A trilogy of controversy
Just for today, like it or not, I will become a pseudo-analyst and in my own kind of way autopsy the aftermath of the Manny Pacquiao - Juan Manuel Marquez fight. It’s a five-day old item but I won’t let this thing hibernate.
The result, although our fighter won, does not put an end to the nagging question accompanying the two previous installments of this fistic teledrama, on who really is who. The fight ended with JuanMa confidently raising his hands in triumph while PacMan went to his corner with a bowed head, maybe entertaining the thought that he could lose the bout.
Frankly, I saw the match going to the Mexican’s favor, thinking that PacMan would be lucky to salvage a draw. I suppose a good number of Filipino fans also saw it this way. And as per surveys on local TV stations, half of the respondents were not convinced that PacMan won the fight. But there were judges and they saw things differently.
Most of the fight fans worldwide, owing to the ridiculous 10-1 odds favoring our prizefighter, were disappointed of the outcome. Pre-fight hype already proclaimed that PacMan is a sure winner, and it’s just a matter of up to what round JuanMa lasts. We conveniently forgot that the opponent prepared hard and has a complete pair of hands. Dili pungkol ang kontra. All of us were confident, Team Pacquiao included, of an early knockout.
As in all sporting events, there will always be umpires, referees, judges and officials who, in their sometimes own controversially perverted ways, see to it that the events or matches go within the rules of the game. Whether the results will tempt us to assassinate the match officials or endorse them to sainthood, we just have to learn to deal with it.
The three ring judges have spoken, or rather had given their decision and that was final. They were in a technically better position than us, ergo, since they were given that distinction and responsibility to score for the bout, they don’t really care if people throw things on the square ring or go hoarse shouting and booing their freakin’ lungs out.
As per reports scanned you know where, Nevada ring judges are notorious for favoring the aggressive fighter, regardless if that aggression has minimal effect. I’m ok with this. To win, you have to be relentless in the pursuit of victory. You can’t succeed by being tentative and cautious all the time, and stepping on your opponent’s foot and merrily throwing those jabs.
JuanMa was content with his playing footsie and counterpunches. Oh yes, he connected several times and it shook PacMan and sent his Gard-shampoo washed hair flailing but it was never hard enough to let him kiss the canvass. For JuanMa to win against the Pac Mom’s favorite son, he should have drained the life out of the Motolite batteries on his system then have him consume loads of Alaxan. It should be ‘aray ni PacMan, tagumpay ni JuanMa.’ But it was not meant to be.

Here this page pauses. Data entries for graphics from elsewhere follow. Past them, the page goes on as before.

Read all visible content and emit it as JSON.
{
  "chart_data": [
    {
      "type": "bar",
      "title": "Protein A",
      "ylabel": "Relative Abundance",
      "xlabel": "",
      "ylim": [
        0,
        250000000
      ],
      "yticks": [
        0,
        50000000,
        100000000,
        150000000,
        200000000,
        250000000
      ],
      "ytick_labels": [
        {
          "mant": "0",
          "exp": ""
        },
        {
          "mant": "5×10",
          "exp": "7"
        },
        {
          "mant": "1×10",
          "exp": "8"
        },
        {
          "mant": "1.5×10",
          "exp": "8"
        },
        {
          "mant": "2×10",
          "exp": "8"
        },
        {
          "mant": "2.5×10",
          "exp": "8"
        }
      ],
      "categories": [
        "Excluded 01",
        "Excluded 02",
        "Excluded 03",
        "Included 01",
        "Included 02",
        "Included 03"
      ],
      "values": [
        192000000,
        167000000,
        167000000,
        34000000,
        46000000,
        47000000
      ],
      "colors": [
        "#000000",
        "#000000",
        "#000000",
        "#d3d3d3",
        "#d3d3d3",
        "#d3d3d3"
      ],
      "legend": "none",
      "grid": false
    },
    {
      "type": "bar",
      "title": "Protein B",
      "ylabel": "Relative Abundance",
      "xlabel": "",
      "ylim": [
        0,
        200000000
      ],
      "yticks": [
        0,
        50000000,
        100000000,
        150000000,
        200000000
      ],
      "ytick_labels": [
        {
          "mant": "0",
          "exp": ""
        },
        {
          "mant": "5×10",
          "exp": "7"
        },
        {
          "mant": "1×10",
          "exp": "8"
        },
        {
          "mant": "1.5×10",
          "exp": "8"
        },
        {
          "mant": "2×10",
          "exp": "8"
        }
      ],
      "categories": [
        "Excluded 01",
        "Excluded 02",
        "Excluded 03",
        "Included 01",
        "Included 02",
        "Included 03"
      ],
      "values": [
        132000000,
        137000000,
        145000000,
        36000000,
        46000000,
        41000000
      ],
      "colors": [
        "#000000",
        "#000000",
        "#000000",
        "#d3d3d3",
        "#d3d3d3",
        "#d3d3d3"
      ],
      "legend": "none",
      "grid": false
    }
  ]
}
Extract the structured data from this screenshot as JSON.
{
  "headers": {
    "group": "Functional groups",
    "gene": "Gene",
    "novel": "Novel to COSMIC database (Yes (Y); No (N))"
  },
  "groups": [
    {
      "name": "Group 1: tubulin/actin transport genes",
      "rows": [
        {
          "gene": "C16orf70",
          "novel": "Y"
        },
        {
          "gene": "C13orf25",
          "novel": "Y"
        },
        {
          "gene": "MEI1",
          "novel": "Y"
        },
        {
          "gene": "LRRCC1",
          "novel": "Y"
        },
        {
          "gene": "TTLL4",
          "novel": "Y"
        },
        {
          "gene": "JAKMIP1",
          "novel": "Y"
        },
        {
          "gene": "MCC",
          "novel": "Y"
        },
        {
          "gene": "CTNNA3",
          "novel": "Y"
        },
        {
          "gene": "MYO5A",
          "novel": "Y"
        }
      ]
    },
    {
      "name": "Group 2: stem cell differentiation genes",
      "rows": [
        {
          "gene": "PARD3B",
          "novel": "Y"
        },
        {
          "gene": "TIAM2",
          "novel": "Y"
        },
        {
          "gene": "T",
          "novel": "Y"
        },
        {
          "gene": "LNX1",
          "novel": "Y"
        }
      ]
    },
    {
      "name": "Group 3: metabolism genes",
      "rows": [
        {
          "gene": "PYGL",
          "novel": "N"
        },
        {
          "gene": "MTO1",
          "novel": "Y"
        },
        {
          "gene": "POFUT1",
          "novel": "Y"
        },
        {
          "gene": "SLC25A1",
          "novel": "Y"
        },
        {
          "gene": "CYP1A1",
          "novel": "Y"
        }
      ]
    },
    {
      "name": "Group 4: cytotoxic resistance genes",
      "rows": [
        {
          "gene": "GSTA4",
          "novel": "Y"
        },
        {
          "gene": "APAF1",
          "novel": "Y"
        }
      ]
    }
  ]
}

The fight as a whole was highly tactical, both fighters doing well with their roles as aggressor and defender. Pacman punched, JuanMa counterpunched. The battle ended. Our warrior did his customary prayer after the fight. The decision came. The pall of gloom on PacMan’s corner changed to jubilation. JuanMa’s camp fumed and stormed out of the arena declaring robbery.
Some documents were presented to JuanMa for his signature so that he can get his $5 million paycheck but he snapped, saying, “I don’t need the money, give me the win!” Or something to that effect. He further said that a fourth installment will be useless as the results will be the same, adding that even if he knocks PacMan out, the judges will climb the ring and help him up. Sureness ka?
When you fight a politician, it will always be controversial. And Congressman PacMan perhaps intimidated the boxing judges that they did the dagdag-bawas. Hala no? And by the way Cong. Pac, how can you justify your senatorial or vice-presidential intentions to 90 million Filipinos if you can’t even solve the riddle of a single, 38-year old Mexican. Ay sus!
In JuanMa’s defeat, he should take comfort in the fact that he has done what most of the voting population in the world would like to do without fear of litigation, repercussion, reprisal and death – physically hurt and abuse a member of congress, with matching facial welts and cuts that titillates a cosmetic surgeon.
Of course, the heavens heard the nation’s prayers for a PacMan victory, but with some afterthought. This hairline win is perhaps the boxing gods’ way of reminding PacMan to focus on one thing – be it boxing, singing, acting, game-show hosting, womanizing or politicking. Manny, many distractions. Choose na, now na!
To add fuel to the fire, could this be a ploy to lure fluffy feathers of Floyd Mayweather Jr. and generate a really obscene amount of money? Abangan.